A HARD WEEK'S SUNDAY

"But the God of all grace, who hath called us unto his eternal glory by Christ Jesus, after that ye have suffered a while, make you perfect, stablish, strengthen, settle you." (I Peter 5:10)

As I write, I think of the Beatles' song, "It's been a hard days night, and I've been workin' like a dog...etc.".  My son is good at writing parody lyrics and COULD probably come up with the lyrics for a song called "A Hard Week's Sunday"!  Last week seemed like an unusually busy week and an unusually difficult week.  From my father, I have inherited the tendency to be a perfectionist.  Perfectionism is good, but it's bad.  My friend and mentor, the Rev.

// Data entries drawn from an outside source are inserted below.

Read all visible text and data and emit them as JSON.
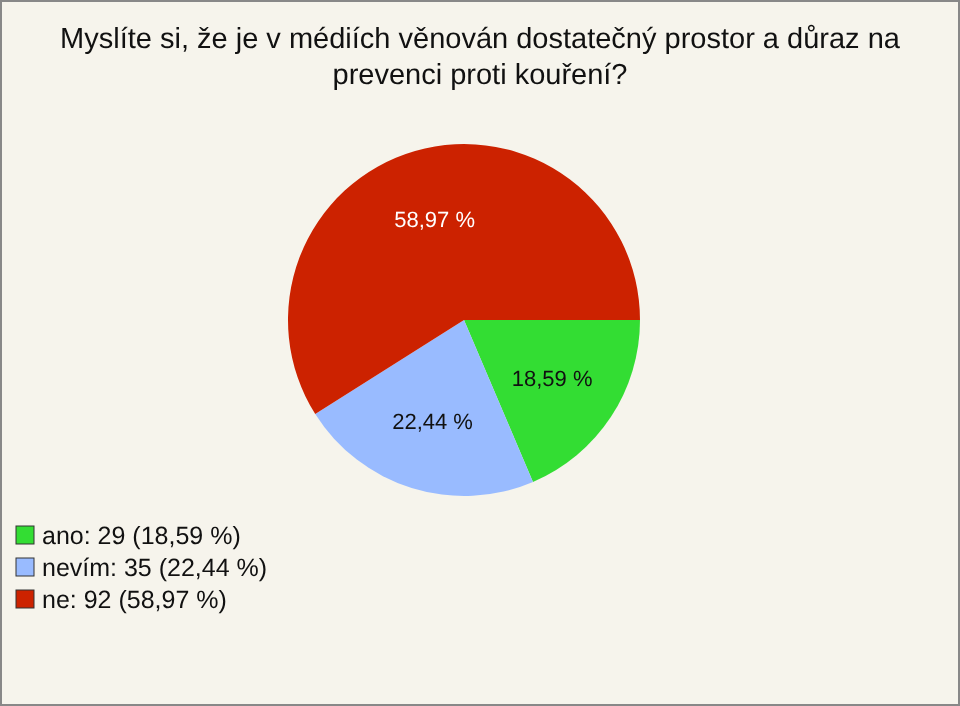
{
  "chart_data": {
    "type": "pie",
    "title": "Myslíte si, že je v médiích věnován dostatečný prostor a důraz na prevenci proti kouření?",
    "categories": [
      "ano: 29 (18,59 %)",
      "nevím: 35 (22,44 %)",
      "ne: 92 (58,97 %)"
    ],
    "values": [
      18.59,
      22.44,
      58.97
    ],
    "value_labels": [
      "18,59 %",
      "22,44 %",
      "58,97 %"
    ],
    "colors": [
      "#33dd33",
      "#99bbff",
      "#cc2200"
    ],
    "legend": "bottom left"
  }
}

Dick Germaine says perfectionists long for the perfect world that existed before the fall of man.  I think that's true.  Perfectionists DO tend to achieve a lot of things and to excel, but they also are DEVASTATED when things do NOT turn out "perfect", and they can be excessively hard on themselves.  I don't think perfectionists are really happy people.  That's why it's got a good side and a bad side.

I am a stickler for "perfectionism" with my schedule.  When I accidentally "double book" something, and then have to let somebody down, it REALLY bothers me, and THAT happened this past week!

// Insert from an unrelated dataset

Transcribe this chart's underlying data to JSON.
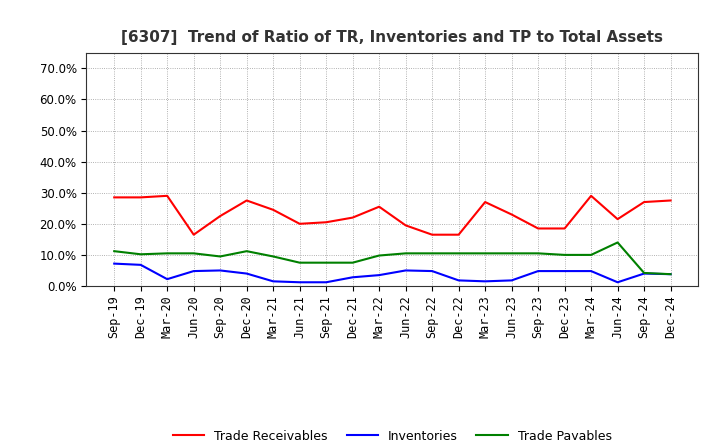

I hate when the bank makes a mistake in my savings account pass book and they DID this week.  They DELETED hundreds of dollars and listed an incorrect balance!  I discovered the error quickly, went right back to the teller, and insisted it be corrected, which it was.

I have a "decent"  amount of exterior painting work to be done at the parsonage.  That may surprise people since it's vinyl sided, but the front porch and some of the trim are PAINTED.  the paint is peeling and looks terrible.  I've tried to schedule days to "prep" for painting and for painting over the summer.  Virtually every day I have scheduled, it has rained.  I had thought about doing painting work this past Friday, and THAT was "out" due to weather.  I have also seriously thought about painting on this coming Tuesday or Friday.  Guess what?  The long range forecast for those days is RAIN!

I can't write much about this but I have a couple of people at the church right now who are disgruntled with me.  I don't think either one of them reads this blog, but even if they read this, I don't think it would matter.  The bottom line is, this caused some stress for me this week. 

I had a Board Meeting this past week.  I ran a Men's Fellowship meeting this past week.  I had several outside commitments this past week.  By Saturday night, I was four and a half days behind where I ABSOLUTELY HAD to be in my schedule!  (I STILL  am!)

You may have been able to tell if you read my last posting that last Wednesday I was kind of jolted by the criticism of how I describe myself and think of myself.  That may seem silly, but yes I WAS jolted by that.  Even so, I kind of "processed" the whole matter over a couple of days and got over it!

Friday was my daughter Rachel's birthday, and even aside from that, Friday was a VERY busy day and a very stressful day!

Last night, I was so tired I felt I could sleep 24 hours!  I wondered how I'd even function for Sunday morning.  I hate going into Sunday mornings like that!  I was kind of fearful I'd be "spaced out" today.  The church building took in SOME water from the rain, and I had to deal with that this morning, but it was far less than it could have been, thank God!

In spite of all that, we had a  fabulous Adult Sunday School class, and an even more fabulous service.  I honestly preached the strongest sermon I have preached this year.  It was NOT the sermon I'd planned!  I used NO notes!  (I have only done that once before.)  It ended up being an unusually powerful service.  Looking back on it, I'm surprised. 

People may wonder why I have such faith in God.  When you've had a very difficult, tiring week; when you feel like you barely have the strength to put one foot on front of another, and then when you go out and minister like that, and really, it's NOT "you", it's the power of the Holy Spirit, well, THAT'S EXCITING and that's PART of why I have such faith in God!

Incidentally, there was a family visiting our church this week.  It turns out they are from Rhode Island and the "Dad" is an Associate Pastor at an Assemblies of God church there.   Well, if HE liked the service, and he did, I guess that confirms it was good!